# Uniformly charged disk and the E field some distance Z from the center

1. Jan 23, 2013

### anban

1. The problem statement, all variables and given/known data

Hi,

I have a problem that describes a uniformly charged disk and the electric field a distance z from the center.

I have found an equation that describes the E field at any point z already. Now I have to find out how the E field decreases as z increases-- as 1/r^2, I assume, but I am not sure.

2. Relevant equations

E = 2$\pi$kσz(1-$\frac{z}{\sqrt{z^{2}+R^{2}}}$) where R is the radius of the disk and z is the distance away from the disk.

3. The attempt at a solution

I know I have to do a binomial expansion of (R/z). I think I am having mathematical issues rather than physical issues.

Before the expansion, I need to get some term (R/z). Does taking out a z^{2) from the denominator leave a z^{4} out front? Or a z^{3} out front?
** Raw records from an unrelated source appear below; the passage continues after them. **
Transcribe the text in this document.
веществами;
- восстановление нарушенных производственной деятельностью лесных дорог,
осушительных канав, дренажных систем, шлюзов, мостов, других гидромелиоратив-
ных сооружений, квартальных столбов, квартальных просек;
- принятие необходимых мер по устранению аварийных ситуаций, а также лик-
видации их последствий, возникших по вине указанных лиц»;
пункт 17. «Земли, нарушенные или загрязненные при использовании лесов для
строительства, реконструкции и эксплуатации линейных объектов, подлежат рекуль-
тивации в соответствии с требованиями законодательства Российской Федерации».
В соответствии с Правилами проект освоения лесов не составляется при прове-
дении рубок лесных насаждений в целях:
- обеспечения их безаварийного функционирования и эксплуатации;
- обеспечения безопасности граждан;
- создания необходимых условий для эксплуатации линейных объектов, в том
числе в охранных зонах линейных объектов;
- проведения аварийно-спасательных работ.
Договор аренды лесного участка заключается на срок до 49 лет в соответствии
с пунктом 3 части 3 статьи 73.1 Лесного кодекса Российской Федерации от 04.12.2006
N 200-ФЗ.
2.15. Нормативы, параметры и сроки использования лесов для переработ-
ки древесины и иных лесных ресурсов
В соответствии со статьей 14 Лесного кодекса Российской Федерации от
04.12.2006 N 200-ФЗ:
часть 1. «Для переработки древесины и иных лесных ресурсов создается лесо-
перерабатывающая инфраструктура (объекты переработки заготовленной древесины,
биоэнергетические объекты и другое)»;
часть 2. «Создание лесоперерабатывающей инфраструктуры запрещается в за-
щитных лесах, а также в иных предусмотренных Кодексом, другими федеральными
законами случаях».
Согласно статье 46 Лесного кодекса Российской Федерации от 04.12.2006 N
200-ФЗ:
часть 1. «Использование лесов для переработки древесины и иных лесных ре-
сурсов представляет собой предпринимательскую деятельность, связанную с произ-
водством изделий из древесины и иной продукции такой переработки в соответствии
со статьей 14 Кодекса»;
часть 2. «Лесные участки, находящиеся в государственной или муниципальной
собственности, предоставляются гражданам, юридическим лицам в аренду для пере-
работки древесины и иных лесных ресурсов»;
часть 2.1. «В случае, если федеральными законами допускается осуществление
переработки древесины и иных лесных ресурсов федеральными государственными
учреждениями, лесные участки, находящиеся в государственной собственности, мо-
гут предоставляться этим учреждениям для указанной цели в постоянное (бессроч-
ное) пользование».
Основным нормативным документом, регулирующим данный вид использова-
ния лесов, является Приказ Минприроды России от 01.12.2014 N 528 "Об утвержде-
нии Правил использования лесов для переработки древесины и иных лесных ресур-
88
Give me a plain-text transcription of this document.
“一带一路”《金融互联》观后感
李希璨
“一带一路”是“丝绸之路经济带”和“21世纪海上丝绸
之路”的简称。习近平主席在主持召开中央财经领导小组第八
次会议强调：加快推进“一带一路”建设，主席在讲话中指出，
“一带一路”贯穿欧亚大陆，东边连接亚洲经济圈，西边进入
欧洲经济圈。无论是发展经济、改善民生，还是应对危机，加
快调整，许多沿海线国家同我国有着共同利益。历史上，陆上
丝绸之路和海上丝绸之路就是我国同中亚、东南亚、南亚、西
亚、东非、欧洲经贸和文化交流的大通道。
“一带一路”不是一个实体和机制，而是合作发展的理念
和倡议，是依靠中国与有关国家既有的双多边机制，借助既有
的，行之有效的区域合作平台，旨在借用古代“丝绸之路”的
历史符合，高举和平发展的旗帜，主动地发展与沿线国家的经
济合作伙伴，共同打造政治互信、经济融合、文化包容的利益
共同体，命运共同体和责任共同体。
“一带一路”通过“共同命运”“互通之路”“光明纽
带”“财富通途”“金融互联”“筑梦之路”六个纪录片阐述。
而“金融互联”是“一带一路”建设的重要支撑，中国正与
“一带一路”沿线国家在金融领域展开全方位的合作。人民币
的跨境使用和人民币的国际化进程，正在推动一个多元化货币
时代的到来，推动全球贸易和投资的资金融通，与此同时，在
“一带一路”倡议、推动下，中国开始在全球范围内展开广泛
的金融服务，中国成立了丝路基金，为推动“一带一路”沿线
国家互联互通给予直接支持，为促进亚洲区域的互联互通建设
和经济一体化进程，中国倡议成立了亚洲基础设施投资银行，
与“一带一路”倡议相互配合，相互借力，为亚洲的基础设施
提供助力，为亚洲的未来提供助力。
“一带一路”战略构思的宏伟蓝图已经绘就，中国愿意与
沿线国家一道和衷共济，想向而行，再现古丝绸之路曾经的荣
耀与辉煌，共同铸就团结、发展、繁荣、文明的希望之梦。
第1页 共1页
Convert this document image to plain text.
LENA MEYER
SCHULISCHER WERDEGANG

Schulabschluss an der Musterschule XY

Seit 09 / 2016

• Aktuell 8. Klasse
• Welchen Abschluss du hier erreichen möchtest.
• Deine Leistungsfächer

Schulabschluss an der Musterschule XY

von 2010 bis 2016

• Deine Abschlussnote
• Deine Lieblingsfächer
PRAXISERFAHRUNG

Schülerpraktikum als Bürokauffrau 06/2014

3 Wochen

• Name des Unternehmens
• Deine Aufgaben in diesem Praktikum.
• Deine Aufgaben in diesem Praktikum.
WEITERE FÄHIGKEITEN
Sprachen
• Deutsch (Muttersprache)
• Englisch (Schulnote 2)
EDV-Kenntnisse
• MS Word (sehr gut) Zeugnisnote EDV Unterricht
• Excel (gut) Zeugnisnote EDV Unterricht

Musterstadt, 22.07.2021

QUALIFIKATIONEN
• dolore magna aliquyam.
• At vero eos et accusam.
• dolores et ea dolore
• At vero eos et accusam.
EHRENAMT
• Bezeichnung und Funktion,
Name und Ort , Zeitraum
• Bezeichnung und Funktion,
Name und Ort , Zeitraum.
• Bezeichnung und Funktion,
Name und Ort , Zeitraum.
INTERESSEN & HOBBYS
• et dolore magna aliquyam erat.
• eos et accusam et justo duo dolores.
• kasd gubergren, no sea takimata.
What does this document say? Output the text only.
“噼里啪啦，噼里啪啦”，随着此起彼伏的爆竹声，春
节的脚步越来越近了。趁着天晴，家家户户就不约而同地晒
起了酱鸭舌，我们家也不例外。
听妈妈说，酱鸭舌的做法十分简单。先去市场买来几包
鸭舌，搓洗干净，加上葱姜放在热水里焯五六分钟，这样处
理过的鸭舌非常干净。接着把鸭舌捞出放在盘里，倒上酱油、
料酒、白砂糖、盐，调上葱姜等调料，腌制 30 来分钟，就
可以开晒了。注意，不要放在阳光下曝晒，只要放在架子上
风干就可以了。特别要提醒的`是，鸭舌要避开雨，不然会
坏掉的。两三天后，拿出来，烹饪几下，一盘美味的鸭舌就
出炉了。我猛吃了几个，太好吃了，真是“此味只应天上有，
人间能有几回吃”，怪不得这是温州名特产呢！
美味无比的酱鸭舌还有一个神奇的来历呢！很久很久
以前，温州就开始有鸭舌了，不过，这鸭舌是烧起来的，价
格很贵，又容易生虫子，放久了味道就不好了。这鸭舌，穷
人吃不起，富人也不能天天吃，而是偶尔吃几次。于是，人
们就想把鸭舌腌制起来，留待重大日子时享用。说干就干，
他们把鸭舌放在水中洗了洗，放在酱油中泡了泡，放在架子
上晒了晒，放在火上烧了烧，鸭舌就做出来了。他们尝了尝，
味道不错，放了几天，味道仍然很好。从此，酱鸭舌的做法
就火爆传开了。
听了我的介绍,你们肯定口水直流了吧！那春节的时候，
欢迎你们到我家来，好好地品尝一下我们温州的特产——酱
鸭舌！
If I can figure this out then I know the rest.

2. Jan 23, 2013

### TSny

$\sqrt{z^2+R^2} = \sqrt{z^2(1+(R/z)^2)}$ and $\sqrt{(a b)} = \sqrt{a}\sqrt{b}$

3. Jan 23, 2013

### TSny

I believe you must have a typo in this expression. The dimensions on the right do not match the dimensions of electric field.

4. Jan 23, 2013

### anban

Good catch: The expression should be E = 2$\pi$kσ(1-$\frac{z}{\sqrt{z^{2}+R^{2}}}$).

So, the denominator of the last term can be rewritten as z$\sqrt{1-(R^{2}/z^{2})}$. After a binomial expansion, I got that the E field decreases as 1/z.

5. Jan 26, 2013

### TSny

I don't think that's correct. Check your binomial expansion simplification. Your original idea that the disk should behave as a point charge for large distances is right.